Imagine your manager calls you to his room and hands you a certificate and some goodies. He tells you – “You are the performer of the month! And this is your reward, but please keep this completely hush hush.” Funny, right?
Now think of another scenario – your manager calls the entire team to the conference room and talks about the achievements of the month and then goes on say “All of you did a great job and I really want to thank each of you for that. But there is one person who deserves a special mention and that is … “. Your colleagues come and congratulate you – you are on a high! Nothing spectacular, right? But social recognition does definitely leave you with a feeling of satisfaction, much more than that you would have derived from just getting the tangible form of the reward.
Team meetings, townhalls, floor meetings, etc. are great occasions for rewarding employees and they help multiply the experience for the employee. However, logistics of getting people together, arranging the venue and equipment is a deterrent for organizations from doing these events more frequently. Offline noticeboards, online forums, emails, etc. help overcome these obstacles and enable sharing of information about rewards with other employees. Online forums can be made interactive to let other employees congratulate the rewardees. This will unleash the real power of social recognition within the organization.
Here’s some findings from an independent study:
35% of employees are not satisfied with their current employee rewards programs
75% of employees say that they don’t get enough options for rewards
53% of employees do not find their current programs convenient to use
Haven’t we heard that before? Many organizations are still rooted in archaic practices of giving engraved pens, trophies and other such mementos to employees. Going back to my earlier post about freedom of choice, employees would be much happier if they get to choose what they want, of course within the budget specified. Ask the employees who get these Rs 5K pens!

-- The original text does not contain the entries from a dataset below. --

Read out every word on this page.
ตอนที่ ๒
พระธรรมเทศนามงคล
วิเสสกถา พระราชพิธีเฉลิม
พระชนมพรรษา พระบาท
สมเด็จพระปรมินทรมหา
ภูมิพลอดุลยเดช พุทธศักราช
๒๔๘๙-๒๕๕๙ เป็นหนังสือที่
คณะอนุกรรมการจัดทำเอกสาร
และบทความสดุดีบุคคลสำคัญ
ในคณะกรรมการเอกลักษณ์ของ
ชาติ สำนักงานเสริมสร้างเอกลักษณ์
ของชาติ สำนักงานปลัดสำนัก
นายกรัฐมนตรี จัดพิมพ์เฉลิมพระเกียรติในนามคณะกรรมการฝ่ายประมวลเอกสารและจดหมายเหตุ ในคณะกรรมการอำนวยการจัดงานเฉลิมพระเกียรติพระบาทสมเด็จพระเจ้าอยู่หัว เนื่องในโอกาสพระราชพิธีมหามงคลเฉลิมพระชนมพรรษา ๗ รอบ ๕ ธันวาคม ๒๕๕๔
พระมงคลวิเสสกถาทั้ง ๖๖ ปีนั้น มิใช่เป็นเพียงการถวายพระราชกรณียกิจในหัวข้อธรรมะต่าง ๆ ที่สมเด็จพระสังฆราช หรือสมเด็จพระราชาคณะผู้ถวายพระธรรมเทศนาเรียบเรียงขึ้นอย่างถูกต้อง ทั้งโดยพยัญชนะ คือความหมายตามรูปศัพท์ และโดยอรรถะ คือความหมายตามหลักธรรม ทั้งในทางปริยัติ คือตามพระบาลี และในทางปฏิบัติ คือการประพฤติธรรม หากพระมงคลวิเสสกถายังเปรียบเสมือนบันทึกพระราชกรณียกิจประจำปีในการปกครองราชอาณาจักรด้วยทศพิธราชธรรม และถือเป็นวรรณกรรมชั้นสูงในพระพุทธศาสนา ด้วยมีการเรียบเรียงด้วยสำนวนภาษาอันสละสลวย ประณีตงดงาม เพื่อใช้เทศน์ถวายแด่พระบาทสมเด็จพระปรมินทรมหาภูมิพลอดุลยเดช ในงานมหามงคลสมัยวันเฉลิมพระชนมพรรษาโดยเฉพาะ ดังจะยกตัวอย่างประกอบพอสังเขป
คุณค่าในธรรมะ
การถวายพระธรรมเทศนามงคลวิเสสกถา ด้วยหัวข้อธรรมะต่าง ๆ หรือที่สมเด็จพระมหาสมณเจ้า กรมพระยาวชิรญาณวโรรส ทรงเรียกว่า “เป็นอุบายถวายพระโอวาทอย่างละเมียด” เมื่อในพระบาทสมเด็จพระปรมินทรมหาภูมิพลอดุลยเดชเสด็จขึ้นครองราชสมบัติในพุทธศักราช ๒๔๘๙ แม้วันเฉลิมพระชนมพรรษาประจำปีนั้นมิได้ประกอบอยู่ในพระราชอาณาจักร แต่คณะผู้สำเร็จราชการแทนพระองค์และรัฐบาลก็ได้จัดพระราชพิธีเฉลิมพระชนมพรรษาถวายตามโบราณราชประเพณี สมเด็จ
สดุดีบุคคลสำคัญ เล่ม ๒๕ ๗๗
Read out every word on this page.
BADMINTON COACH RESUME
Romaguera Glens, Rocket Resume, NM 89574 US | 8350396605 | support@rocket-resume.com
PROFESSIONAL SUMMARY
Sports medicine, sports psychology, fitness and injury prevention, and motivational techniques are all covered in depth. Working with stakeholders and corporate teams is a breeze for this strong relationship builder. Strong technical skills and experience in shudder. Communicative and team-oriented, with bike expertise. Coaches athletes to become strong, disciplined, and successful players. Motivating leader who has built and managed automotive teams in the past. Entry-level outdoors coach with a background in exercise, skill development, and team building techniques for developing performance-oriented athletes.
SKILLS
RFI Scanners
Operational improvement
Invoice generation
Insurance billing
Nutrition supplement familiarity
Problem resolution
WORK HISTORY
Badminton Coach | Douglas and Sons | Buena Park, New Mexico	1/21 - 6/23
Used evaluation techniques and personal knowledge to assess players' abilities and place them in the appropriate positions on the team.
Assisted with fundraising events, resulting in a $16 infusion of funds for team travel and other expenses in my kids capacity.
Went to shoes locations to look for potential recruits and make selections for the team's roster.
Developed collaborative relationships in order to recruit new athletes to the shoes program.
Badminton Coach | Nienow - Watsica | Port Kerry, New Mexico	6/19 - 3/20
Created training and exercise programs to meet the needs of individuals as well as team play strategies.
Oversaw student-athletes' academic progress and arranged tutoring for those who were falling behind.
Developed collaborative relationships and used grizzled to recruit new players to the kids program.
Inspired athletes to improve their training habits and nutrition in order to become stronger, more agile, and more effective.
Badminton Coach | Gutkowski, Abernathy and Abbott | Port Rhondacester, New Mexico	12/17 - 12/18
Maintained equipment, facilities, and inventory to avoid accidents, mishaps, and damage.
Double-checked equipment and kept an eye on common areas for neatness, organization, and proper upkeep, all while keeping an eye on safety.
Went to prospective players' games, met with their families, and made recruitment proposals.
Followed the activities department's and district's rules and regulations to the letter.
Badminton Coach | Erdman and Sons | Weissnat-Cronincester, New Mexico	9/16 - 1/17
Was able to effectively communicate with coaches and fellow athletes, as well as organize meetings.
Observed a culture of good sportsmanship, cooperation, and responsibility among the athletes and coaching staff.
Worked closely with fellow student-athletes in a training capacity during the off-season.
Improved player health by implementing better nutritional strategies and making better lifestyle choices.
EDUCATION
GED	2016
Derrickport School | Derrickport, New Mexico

Important personal milestones in the employees’ lives such as birthdays, weddings, anniversaries,etc. offer a good opportunity for reward/ gifting intervention on the part of the organization. As these events mean a lot to the employee, remembering, wishing and gifting the employee on these occasions have great impact on the motivation levels of the employee. Organizations that run these birthday and wedding/ anniversary gifting programs have seen good results. However, it is no mean task to execute these programs with hundreds or thousands of employees. Hence organizations need to leverage technology and third-party providers to run such programs.
Imagine two scenarios – one, you get a Rs.1000 cash award credited to your salary (after tax); two, you get a Rs 1000 worth of goodies as award. Which one are you likely to remember more?
The goodies obviously! One big reason why non-cash awards seem to work better – cash awards seem to disappear somewhere in your pay slip, which most of us rarely bother to check unless there is a major upside or downside.
Add to this the fact that taxes will take a big bite out of your cash award, whereas non-cash awards have a built-in tax shelter (within Rs.5000 limit per year).
Festival gifting to employees is a big event for organizations. Given the importance of these festivals in India, it is a good opportunity to appreciate employees and to reach out to their families. Traditionally gift hampers or dinnerware have been popular choices. However, the execution is a nightmare for the HR/ Admin – from decision-making, procurement to actual distribution of these products. It takes quite a bit of administrative effort in executing these programs, especially coordinating with external vendors and the internal distribution. The complexity only increases with the number of locations and headcount. All of this results in delay in getting the gifts to the employees – even then the employees might have preferred something else!
HR teams across organizations end up spending a lot of time on deciding the ‘right’ reward items. There are a few usual suspects – iPods, Shopper’s Stop, Lifestyle or Landmark vouchers, laptop backpacks or high-end pens, depending on the budget and the occasion. These are time-tested formulae what seem to work like Bollywood masala movies!
Wrong! Ask the employees – they are really tired of getting these same products over and over again. Not everyone needs an iPod or cares about owning an expensive pen! They would probably be happier if they get to chose what they want – could be something they need immediately for their day-to-day needs like a rice cooker or a mixer grinder or something they want to gift to their parents like a mobile phone or a DTH connection. Giving employees the freedom of choice for deciding their own rewards might be one of the best ways to unlock the full potential of a rewards program!
Organizations often initiate various rewards and gifting programs with a great deal of excitement and fanfare. These could be like celebrating employee birthdays, service anniversaries or simply spot awards. The programs get the necessary executive and budgetary approvals and are launched to the employees.
The execution of these programs is typically operations intensive – requires collation of data, followup with multiple internal teams and third parties and day-to-day management. The onus of execution most often lies with the HR. With all the other critical activities on the plate of the HR Team such as appraisals, compensation reviews and talent planning, these reward programs end up being put on the backburner. As a result, a lot of well-intentioned reward programs tend to fail. Backlog of rewards to be distributed pile up and the program soon meets the fate of a lot of other flavour-of-the-season corporate initiatives.
In my opinion, the critical missing piece in the design of such rewards programs is the execution plan – how does one minimize the operational hassles and the administrative overheads while executing the program on a day-to-day basis so that they are sustainable and produce the desired returns?